FELIPE MENDES
SÃO PAULO, SP (FOLHAPRESS) – Desde que chegou ao Brasil, a Keeta tem encontrado dificuldades para prosperar em um mercado onde cerca de 80% dos pedidos de delivery estão nas mãos do iFood.
Como a líder de mercado firmou contratos de exclusividade com diversas redes de alimentação no país, a Keeta diz estar investindo parte do seu orçamento (na ordem de milhões de reais) para pagar a multa desses restaurantes com o iFood.
A plataforma chinesa de entrega de comida tem um time especializado em encontrar situações do tipo. Nesses casos, a empresa arca com a multa que tem valor estipulado por contrato para poder, assim, acessar o cardápio dos restaurantes, antes com oferta exclusiva pelo aplicativo de origem brasileira.
“Temos quase mil pessoas que fazem esse trabalho que eu chamo de censo da base de CNAEs [registro de negócio] de restaurantes”, afirma à Folha Danilo Mansano, vice-presidente de parcerias estratégicas da Keeta.
“Em muitos casos, esses acordos foram assinados antes mesmo da chegada da Keeta ao Brasil […] e possuem multas que variam de centenas de milhares até a casa de R$ 1 milhão”, disse Mansano. “Pelo trabalho de campo feito pelo nosso time em contato direto com os donos de restaurantes, temos informações sobre os valores dessas multas, que podem, sim, superar bastante a casa de R$ 1 milhão”.
A Keeta decidiu reprogramar sua expansão no Brasil devido aos entraves encontrados.
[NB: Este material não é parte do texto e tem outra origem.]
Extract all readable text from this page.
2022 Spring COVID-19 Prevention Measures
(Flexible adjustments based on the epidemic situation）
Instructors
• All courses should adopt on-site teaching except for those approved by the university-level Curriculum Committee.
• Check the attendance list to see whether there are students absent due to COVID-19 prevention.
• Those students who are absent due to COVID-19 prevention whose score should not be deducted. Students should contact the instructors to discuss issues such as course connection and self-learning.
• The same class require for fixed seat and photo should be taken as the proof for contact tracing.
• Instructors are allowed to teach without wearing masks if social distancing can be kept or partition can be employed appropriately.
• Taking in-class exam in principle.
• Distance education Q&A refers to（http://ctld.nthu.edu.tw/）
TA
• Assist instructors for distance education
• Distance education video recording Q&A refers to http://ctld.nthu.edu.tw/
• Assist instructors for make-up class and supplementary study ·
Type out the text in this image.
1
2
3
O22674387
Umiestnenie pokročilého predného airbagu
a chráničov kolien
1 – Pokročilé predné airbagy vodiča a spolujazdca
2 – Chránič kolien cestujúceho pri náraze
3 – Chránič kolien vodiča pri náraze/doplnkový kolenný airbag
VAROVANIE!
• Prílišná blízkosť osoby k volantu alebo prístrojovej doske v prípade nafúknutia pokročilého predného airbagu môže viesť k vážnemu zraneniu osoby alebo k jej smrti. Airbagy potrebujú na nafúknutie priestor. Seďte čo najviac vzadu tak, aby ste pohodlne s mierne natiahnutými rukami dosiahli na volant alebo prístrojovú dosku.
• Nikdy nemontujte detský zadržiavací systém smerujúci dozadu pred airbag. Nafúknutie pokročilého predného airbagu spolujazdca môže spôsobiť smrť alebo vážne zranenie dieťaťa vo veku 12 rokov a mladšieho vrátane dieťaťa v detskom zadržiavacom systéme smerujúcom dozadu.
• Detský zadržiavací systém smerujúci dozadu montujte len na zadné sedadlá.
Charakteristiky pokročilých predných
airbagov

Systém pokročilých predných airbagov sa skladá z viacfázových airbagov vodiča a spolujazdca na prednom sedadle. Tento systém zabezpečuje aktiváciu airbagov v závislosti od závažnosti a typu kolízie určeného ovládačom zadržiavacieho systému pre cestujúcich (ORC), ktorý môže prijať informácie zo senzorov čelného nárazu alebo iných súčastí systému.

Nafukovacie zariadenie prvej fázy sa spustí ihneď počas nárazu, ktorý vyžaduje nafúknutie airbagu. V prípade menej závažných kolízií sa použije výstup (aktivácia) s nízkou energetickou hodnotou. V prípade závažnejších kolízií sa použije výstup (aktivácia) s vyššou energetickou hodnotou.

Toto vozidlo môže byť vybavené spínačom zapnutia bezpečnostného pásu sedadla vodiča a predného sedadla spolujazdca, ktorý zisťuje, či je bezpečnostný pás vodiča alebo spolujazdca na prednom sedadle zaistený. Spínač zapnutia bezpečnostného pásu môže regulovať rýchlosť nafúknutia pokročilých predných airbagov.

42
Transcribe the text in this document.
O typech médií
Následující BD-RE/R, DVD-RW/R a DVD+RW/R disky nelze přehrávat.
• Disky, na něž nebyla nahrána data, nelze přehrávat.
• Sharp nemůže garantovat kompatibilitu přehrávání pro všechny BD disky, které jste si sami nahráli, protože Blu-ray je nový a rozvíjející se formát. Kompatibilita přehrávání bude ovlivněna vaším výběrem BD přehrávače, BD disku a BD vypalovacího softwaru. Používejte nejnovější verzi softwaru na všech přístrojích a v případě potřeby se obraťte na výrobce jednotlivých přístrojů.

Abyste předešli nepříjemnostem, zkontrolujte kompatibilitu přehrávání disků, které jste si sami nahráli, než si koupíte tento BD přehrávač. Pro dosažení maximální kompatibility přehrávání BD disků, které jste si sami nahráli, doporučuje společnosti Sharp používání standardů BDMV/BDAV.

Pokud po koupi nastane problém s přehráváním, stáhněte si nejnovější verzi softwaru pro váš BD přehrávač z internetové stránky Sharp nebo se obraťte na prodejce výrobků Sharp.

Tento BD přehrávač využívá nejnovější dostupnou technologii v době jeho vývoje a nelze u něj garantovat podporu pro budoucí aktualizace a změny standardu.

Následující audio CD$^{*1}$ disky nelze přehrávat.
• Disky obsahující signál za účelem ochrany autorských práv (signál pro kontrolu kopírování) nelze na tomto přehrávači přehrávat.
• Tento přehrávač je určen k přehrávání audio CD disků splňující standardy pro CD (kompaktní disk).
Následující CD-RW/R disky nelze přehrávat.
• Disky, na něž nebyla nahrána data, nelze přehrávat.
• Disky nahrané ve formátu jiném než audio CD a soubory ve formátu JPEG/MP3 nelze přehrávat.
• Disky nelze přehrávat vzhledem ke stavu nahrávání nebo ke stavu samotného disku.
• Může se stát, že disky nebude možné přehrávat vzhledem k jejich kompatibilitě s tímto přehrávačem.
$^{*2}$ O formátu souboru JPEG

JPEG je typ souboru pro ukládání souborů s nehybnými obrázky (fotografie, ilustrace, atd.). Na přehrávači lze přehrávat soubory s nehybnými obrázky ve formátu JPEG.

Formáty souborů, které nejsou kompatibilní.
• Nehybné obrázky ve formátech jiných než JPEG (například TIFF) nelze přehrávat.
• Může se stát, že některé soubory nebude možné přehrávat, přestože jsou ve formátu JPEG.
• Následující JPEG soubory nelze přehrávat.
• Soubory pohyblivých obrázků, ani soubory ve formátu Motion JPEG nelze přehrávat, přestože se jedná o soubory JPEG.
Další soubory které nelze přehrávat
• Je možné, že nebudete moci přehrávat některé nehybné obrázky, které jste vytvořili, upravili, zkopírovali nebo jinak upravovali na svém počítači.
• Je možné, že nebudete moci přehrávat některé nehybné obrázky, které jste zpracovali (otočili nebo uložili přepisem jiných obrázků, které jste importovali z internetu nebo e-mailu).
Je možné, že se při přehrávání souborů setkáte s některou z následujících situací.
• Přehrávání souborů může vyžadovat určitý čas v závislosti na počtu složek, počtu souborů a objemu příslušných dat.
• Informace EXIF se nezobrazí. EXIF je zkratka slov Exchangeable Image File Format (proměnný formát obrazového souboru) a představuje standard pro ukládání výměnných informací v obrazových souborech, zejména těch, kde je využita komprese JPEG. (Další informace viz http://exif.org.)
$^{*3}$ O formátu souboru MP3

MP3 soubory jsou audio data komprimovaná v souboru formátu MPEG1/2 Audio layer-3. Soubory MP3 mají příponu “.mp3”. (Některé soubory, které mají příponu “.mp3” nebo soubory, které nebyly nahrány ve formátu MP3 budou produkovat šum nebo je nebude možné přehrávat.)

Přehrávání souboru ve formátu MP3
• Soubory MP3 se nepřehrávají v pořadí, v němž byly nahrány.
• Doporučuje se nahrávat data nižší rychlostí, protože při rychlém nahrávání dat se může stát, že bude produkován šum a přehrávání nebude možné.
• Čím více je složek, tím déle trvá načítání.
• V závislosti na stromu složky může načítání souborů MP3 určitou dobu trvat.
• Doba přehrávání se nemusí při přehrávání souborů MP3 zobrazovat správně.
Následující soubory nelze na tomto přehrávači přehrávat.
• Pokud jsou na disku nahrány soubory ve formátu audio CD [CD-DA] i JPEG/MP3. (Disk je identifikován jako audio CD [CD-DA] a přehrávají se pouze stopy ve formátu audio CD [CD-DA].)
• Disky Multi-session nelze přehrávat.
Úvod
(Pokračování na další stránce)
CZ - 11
A ideia, a princípio, era chegar a 16 capitais brasileiras até o fim de 2026, mas o cronograma teve de ser alterado diante da quantidade de redes de restaurantes que têm exclusividade com o iFood ou que concordaram com uma taxa de banimento da 99 –esta, no caso, proíbe que o restaurante venda pela Keeta.
Esse efeito foi sentido em maior escala no Rio de Janeiro, onde a empresa postergou a estreia no fim de fevereiro.
“A gente já tinha, no Rio, mais de 17 mil estabelecimentos comerciais cadastrados na plataforma, mais de 27 mil entregadores prontos para ficar on-line e receber pedidos pela Keeta e um orçamento de mais de R$ 400 milhões dedicado para a cidade que a gente colocou em espera”, afirma Mansano.
“Quando a gente estava perto de lançar o Rio de Janeiro, a gente percebeu que essa taxa de exclusividade e banimento era ainda maior do que em São Paulo”.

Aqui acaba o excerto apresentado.